Monna Lisa et Léonard de Vinci, déceptifs ?

Depuis des siècles, La Joconde est un symbole. Un trésor de la Renaissance italienne qui attire chaque année des millions de curieux venus du monde entier. Pourtant, derrière cette aura quasi mystique, un constat s’impose. L’expérience de la rencontre avec Monna Lisa est devenue, pour beaucoup, profondément déceptive. Et il faut bien le dire, c’est un peu triste.

Monna Lisa est décevante, ou les moyens mis en place par le Louvre sont décevants ?

Chaque jour dans la salle des États du Louvre, c’est la même scène. Des grappes de visiteurs s’agglutinent, smartphones levés, pour immortaliser quelques secondes volées face au tableau le plus célèbre du monde. Mais très souvent, la magie n’opère pas. La déception s’entend dans les voix, se lit sur les visages. Comme celui de Jack, touriste américain, qui lâche un “pas impressionné” désabusé, ou celui de Christine, parisienne d’adoption, qui avoue ne rien ressentir malgré ses sept visites. Ces témoignages ne sont pas isolés. Une enquête de février 2024 place d’ailleurs La Joconde en tête des œuvres d’art les plus décevantes au monde.

Difficile de ne pas y voir une conséquence directe de sa célébrité. Le Louvre, avec ses 8,7 millions de visiteurs en 2024, est confronté à un afflux constant, dont 80 % se dirigent vers Monna Lisa. Files d’attente interminables, circulation au compte-gouttes, observation chronométrée. En moyenne, on ne passe que 50 secondes devant le tableau. C’est trop court. Presque absurde, pour une œuvre si riche de subtilités.

Et comme si cela ne suffisait pas, la distance imposée par des dispositifs de sécurité légitimes – vitre blindée, cordon de trois mètres – empêche toute contemplation intime. À cette distance, difficile de percevoir le fameux sfumato de Léonard de Vinci, ou encore les nuances jadis vives aujourd’hui ternies par le temps. “Je veux la voir de plus près”, confie Ayako, une visiteuse japonaise, frustrée. On la comprend, car Monna Lisa n’est pas non plus des plus grandes.

Un déménagement pour Monna Lisa

À cela s’ajoute un autre problème, plus insidieux : le manque d’accompagnement. « Comme partout », me direz-vous. Peu d’informations accessibles sur le contexte, peu d’explication sur l’évolution des couleurs, peu de clés pour comprendre ce qui fait réellement la singularité de l’œuvre. On regarde, mais on ne voit pas. On admire, sans comprendre pourquoi on devrait admirer.

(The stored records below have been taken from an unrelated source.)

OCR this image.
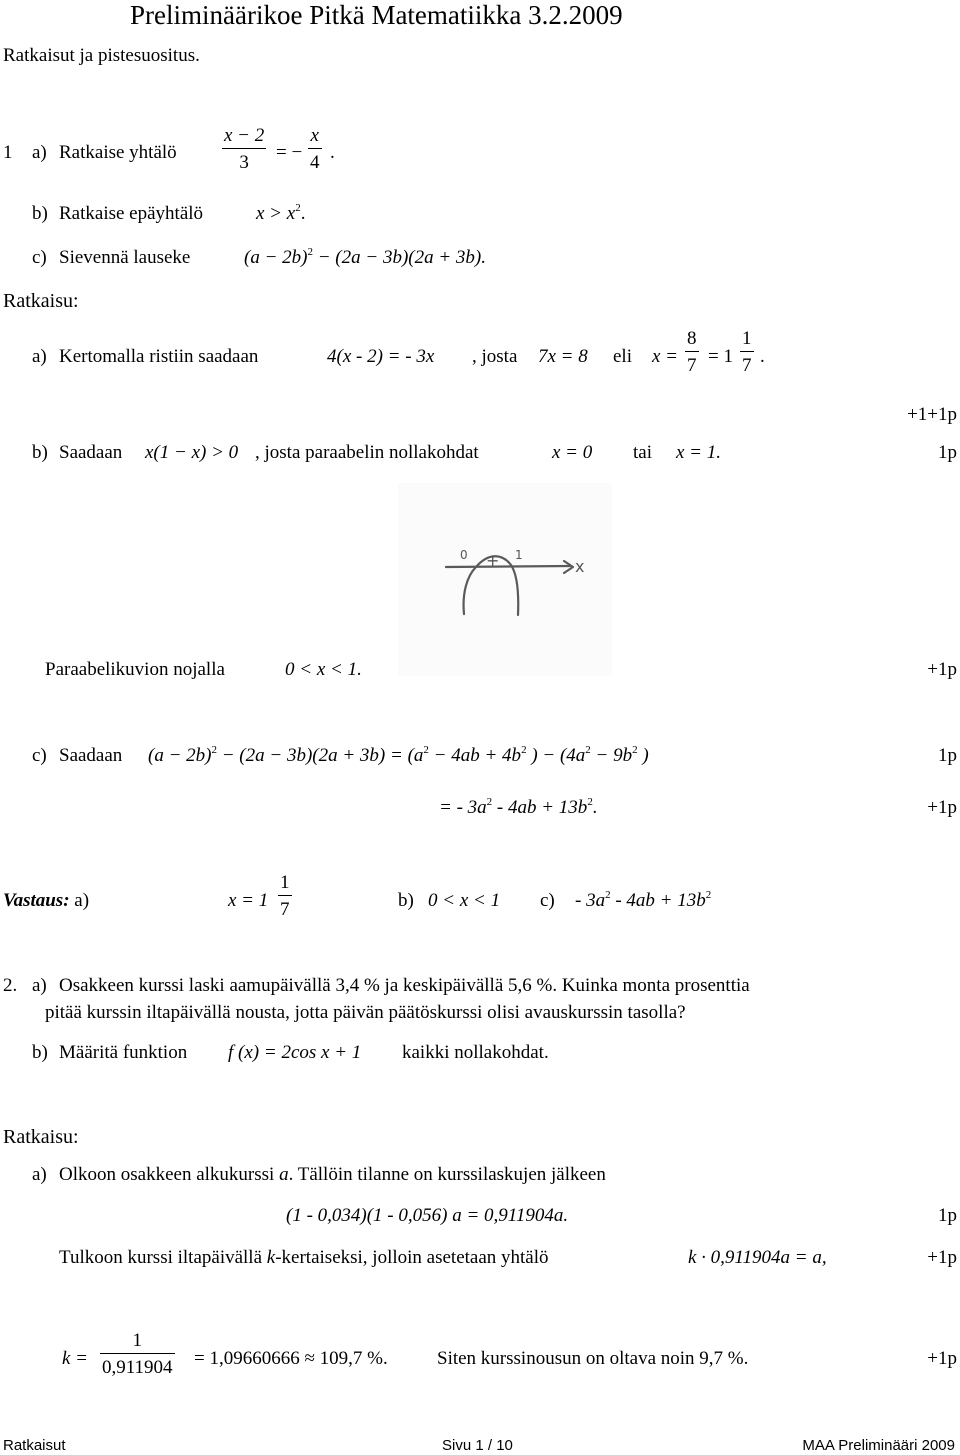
Preliminäärikoe Pitkä Matematiikka 3.2.2009
Ratkaisut ja pistesuositus.
1 a) Ratkaise yhtälö
x − 2
3 = −
x
4 .
b) Ratkaise epäyhtälö	$x > x^2$.
c) Sievennä lauseke	$(a - 2b)^2 - (2a - 3b)(2a + 3b)$.
Ratkaisu:
a) Kertomalla ristiin saadaan	4(x - 2) = - 3x , josta 7x = 8 eli x =
8
7 = 1
1
7 .
+1+1p
b) Saadaan x(1 − x) > 0 , josta paraabelin nollakohdat	x = 0 tai x = 1.	1p
0 + 1
x
Paraabelikuvion nojalla	0 < x < 1.	+1p
c) Saadaan $(a - 2b)^2 - (2a - 3b)(2a + 3b) = (a^2 - 4ab + 4b^2$ ) − ($4a^2 - 9b^2$ )	1p
= - $3a^2 - 4ab + 13b^2$.	+1p
Vastaus: a)	x = 1
1
7	b) 0 < x < 1 $c) - 3a^2 - 4ab + 13b^2$
2. a) Osakkeen kurssi laski aamupäivällä 3,4 % ja keskipäivällä 5,6 %. Kuinka monta prosenttia
pitää kurssin iltapäivällä nousta, jotta päivän päätöskurssi olisi avauskurssin tasolla?
b) Määritä funktion f (x) = 2cos x + 1 kaikki nollakohdat.
Ratkaisu:
a) Olkoon osakkeen alkukurssi a. Tällöin tilanne on kurssilaskujen jälkeen
(1 - 0,034)(1 - 0,056) a = 0,911904a.	1p
Tulkoon kurssi iltapäivällä k-kertaiseksi, jolloin asetetaan yhtälö	k · 0,911904a = a,	+1p
k =
1
0,911904 = 1,09660666 ≈ 109,7 %.	Siten kurssinousun on oltava noin 9,7 %.	+1p
Ratkaisut	Sivu 1 / 10	MAA Preliminääri 2009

Le Louvre a bien conscience du malaise. Le déménagement du tableau, annoncé pour 2031 dans une salle dédiée sous la Cour Carrée, visera à améliorer l’expérience. On espère mieux. Une médiation plus claire, un confort retrouvé, une relation moins artificielle avec l’œuvre. On peut s’y attendre avec un billet pour la voir qui sera à acheter en plus du ticket d’entrée. Car La Joconde mérite d’être redécouverte. Sans le filtre de la légende, sans la pression de l’icône. Avec juste un peu d’espace et de silence.

Et surtout, avec un peu d’aide. Car non, l’émotion face à l’art n’est pas innée. Elle se construit. Elle s’apprend. Il faut du temps, de la curiosité, et un accompagnement intelligent. Aujourd’hui, La Joconde souffre d’avoir été figée dans un mythe qu’elle ne peut plus incarner seule. C’est regrettable. Mais il n’est pas trop tard pour réenchanter ce regard devenu trop lointain.